Signing and Recording:

  • A revocable TOD deed is not effective unless the Grantor signs and dates the deed before a notary public and two witnesses.  If one of the witnesses is a beneficiary, it creates a presumption that there was undue influence in creating the deed. Take note that a notary is not a lawyer and cannot advise you whether or not the deed is prepared correctly.
  • The deed does not need to be delivered to the beneficiary but after the death of the Grantor, the beneficiary must serve notice on the heirs of the Grantor.
  • The deed must be recorded 60 days or less from the time it is signed.   The “Common Questions” portion of the statutory form does not need to be recorded.
  • If more than one beneficiary is named in the TOD, the ownership interests must be divided equally.

Revoking a TOD Deed:

  • The TOD Deed may be revoked by the Grantor at any time, but the Grantor must record a revocation form or another deed. The new law allows 120 days after the death of the Grantor to record a revocation.  This means that the transfer that supposedly occurs at the time of death of the Grantor is not finalized until up to 120 days later.
  • The TOD Deed can be revoked at any time and a new estate planning strategy can be pursued.
  • A TOD Deed may be revoked by recording a new and different TOD deed, as the law allows more than one revocable TOD deed, and provides that the effective deed will be the one which has the most recent recording date.
  • A TOD Deed may be revoked by transferring the property to someone else by any type of legally valid deed, and recording that deed, prior to the transferor's death. Leaving the property to someone else in a will does not revoke the TOD deed.

Where to Find the Form:

The new law requires use of a specific form. The form is available for online download at a number of county sites (see for example Sacramento County’s form):
https://saclaw.org/wp-content/uploads/form-TOD-deed.pdf

The statutory deed form and revocation form are in the California Probate Code, Sections 5642 and 5644.
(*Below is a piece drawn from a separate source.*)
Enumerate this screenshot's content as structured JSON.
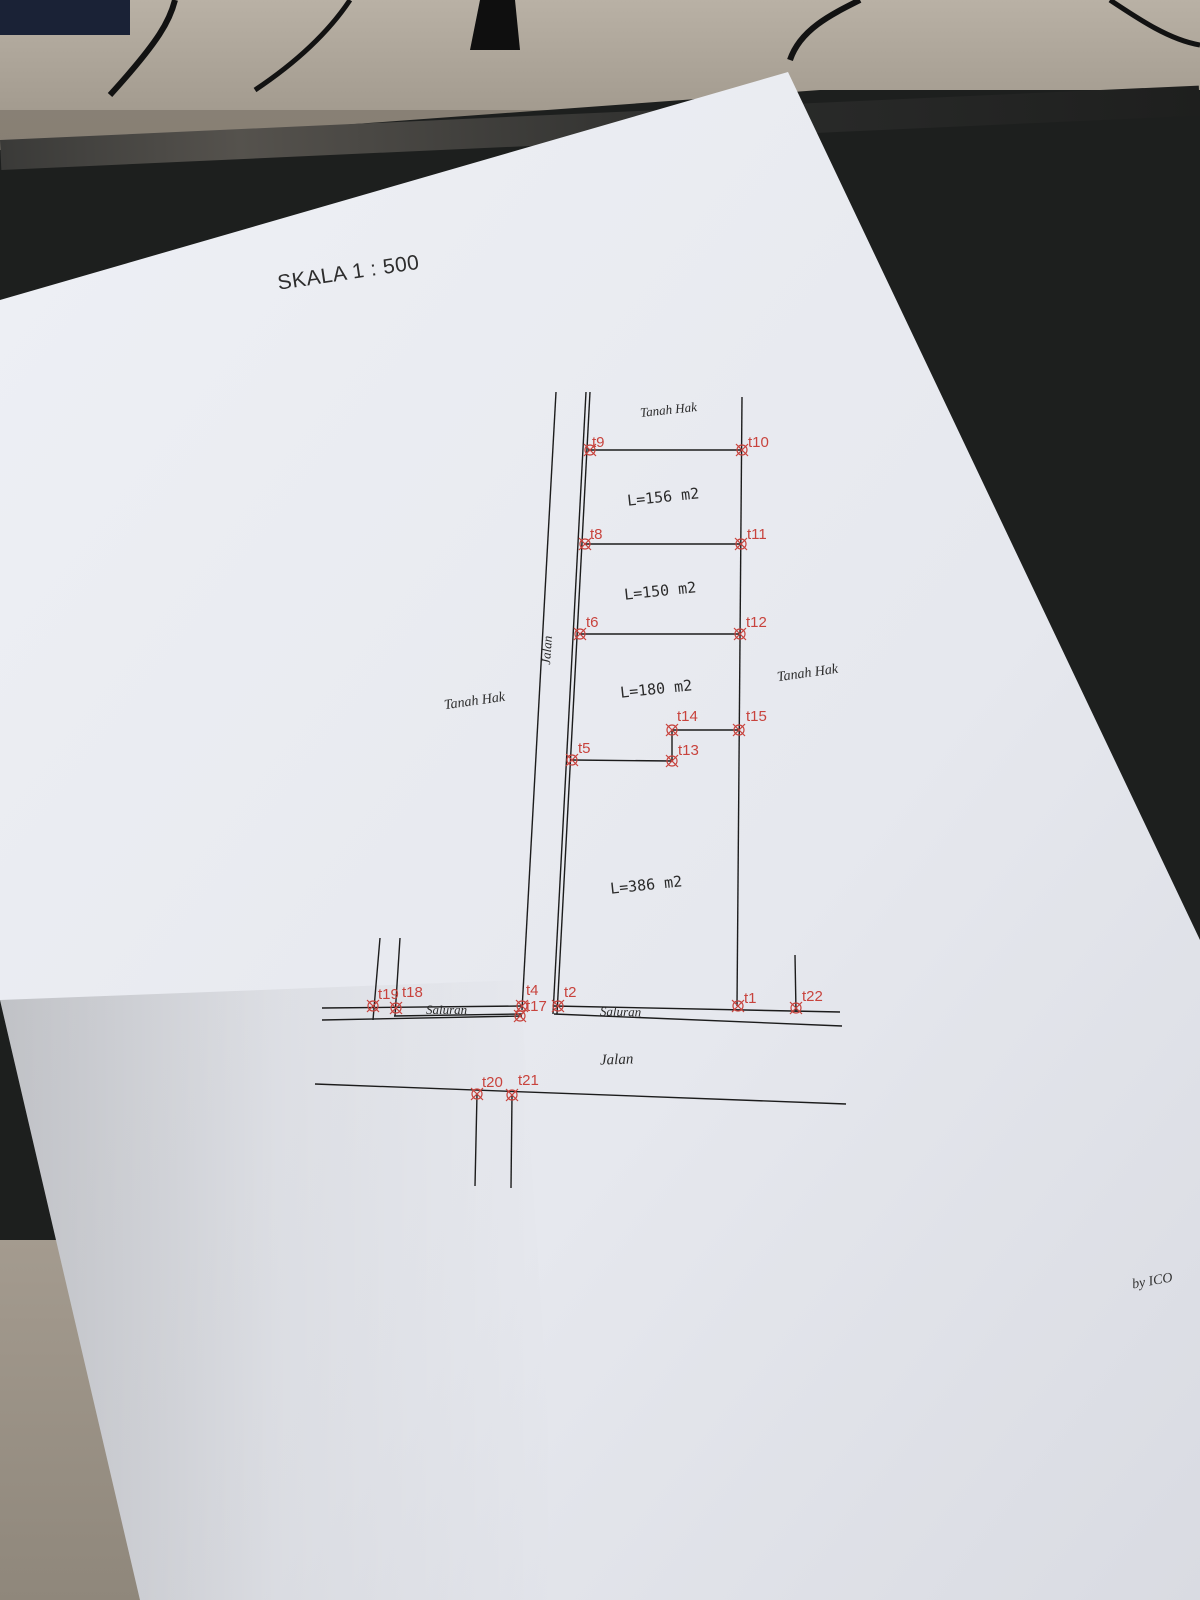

Note: SB 315 directs the California Law Revision Commission to study the effect of the TOD Deed as to whether the deed is working effectively, whether it has been used to perpetuate financial abuse, whether it needs changes and whether it should be continued, and to report back to the Legislature no later than January 1, 2031. Unless the Legislature acts otherwise, the law will sunset on January 1, 2032, but that would not invalidate any revocable TOD Deed executed before that date.